= Jamaicans for Justice =

Jamaicans for Justice (JFJ) is a non-profit, non-partisan human rights organization in Jamaica. JFJ was founded in 1999 in Kingston, Jamaica. The group was co-founded by Jamaican human rights activist Dr. Carolyn Gomes who in 2008 was awarded the United Nations Prize in the Field of Human Rights. The organization is most widely known for providing legal support to hundreds of victims of state abuse in Jamaica and litigation of human rights issues before Jamaican and international tribunals.

== Origin ==
Jamaican for Justice (JFJ) arose out of the Gas Riots of 16 April 1999. On 19 August 1999 four months after the riots, JFJ came into being. On 15 October, it was officially a legal entity. The founders of JFJ saw strong need for a human rights action group to address the frustrations of the Jamaican people and the systemic abuse by the security forces. These frustrations included many instances of alleged corruption in the public sphere, apparent miscarriages of Justice in the judicial system and imbalances in the socio-economic system. Since its formation, JFJ has also developed working relationships with Amnesty International, USAID Jamaica, The Carter Center, Article 21, Street Law, CEJIL and the Inter-American Commission on Human Rights.

==Notable cases==
JFJ has represented hundreds of low-income victims of state abuse, leading a number of campaigns in high-profile cases.

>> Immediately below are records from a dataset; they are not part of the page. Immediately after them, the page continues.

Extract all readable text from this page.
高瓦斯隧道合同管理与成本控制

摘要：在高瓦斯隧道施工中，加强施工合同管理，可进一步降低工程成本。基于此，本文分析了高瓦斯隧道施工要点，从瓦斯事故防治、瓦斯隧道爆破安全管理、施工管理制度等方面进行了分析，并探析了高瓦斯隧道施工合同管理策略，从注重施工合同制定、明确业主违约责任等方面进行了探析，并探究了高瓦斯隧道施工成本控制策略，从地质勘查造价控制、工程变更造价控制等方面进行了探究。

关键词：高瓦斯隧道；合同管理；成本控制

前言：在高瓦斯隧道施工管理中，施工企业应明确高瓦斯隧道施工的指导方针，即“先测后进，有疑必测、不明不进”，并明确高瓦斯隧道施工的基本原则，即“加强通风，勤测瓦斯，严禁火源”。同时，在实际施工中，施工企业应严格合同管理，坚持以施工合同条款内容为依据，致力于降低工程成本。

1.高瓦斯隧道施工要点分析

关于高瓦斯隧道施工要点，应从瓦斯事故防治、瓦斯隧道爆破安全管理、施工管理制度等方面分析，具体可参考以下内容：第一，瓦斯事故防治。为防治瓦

- Police beating death of twenty-six-year-old Michael Gayle. Gayle, who was mentally ill, died on 23 August 1999 of injuries he sustained after attempting to pass through a police and army road block two days earlier. He was subjected to such a severe beating by police and army officers that he suffered a traumatic rupture of his stomach lining.
- Police Killing of the Braeton Seven in March 2001. The police, under questionable circumstances shot and killed Reagon Beckford, 14; Christopher Grant, 17; Dane Whyte, 19; Tamoya Wilson, 20; Andre Virgo, 20; Lancebert Clarke, 19; and Curtis Smith, 20. The police officers were charged with murder and later acquitted.
- 13-year-old Janice Allen was killed controversially in a crossfire between police and gunmen in April 2000.
- JFJ have called for a thorough police investigation of the murder of cross-dressing teenager, Dwayne Jones, in summer 2013.

==Child rights==
The protection of the rights of children in the care of the Jamaican state has been an issue of concern for JFJ since 2001 but came to the fore in 2003 when citizens began to bring problems concerning children to the attention of the organisation. Since that time, JFJ has actively monitored the situation of wards of the state in children’s homes, places of safety, lock-up, remand and correctional facilities to gather data, provide reports and lobby vigorously for the protection of Jamaica’s most vulnerable citizens.

== Leadership ==
JFJ was co-founded and led for over a decade by prominent activist Dr. Carolyn Gomes, who was awarded the 2008 United Nations Prize in the Field of Human Rights. In 2016, criminologist and civil society organizer Horace Levy was appointed as executive director. Levy retired in December, 2017 and was succeeded by Rodjé Malcolm. Mickel Jackson is the current executive director, assuming office in October 2021.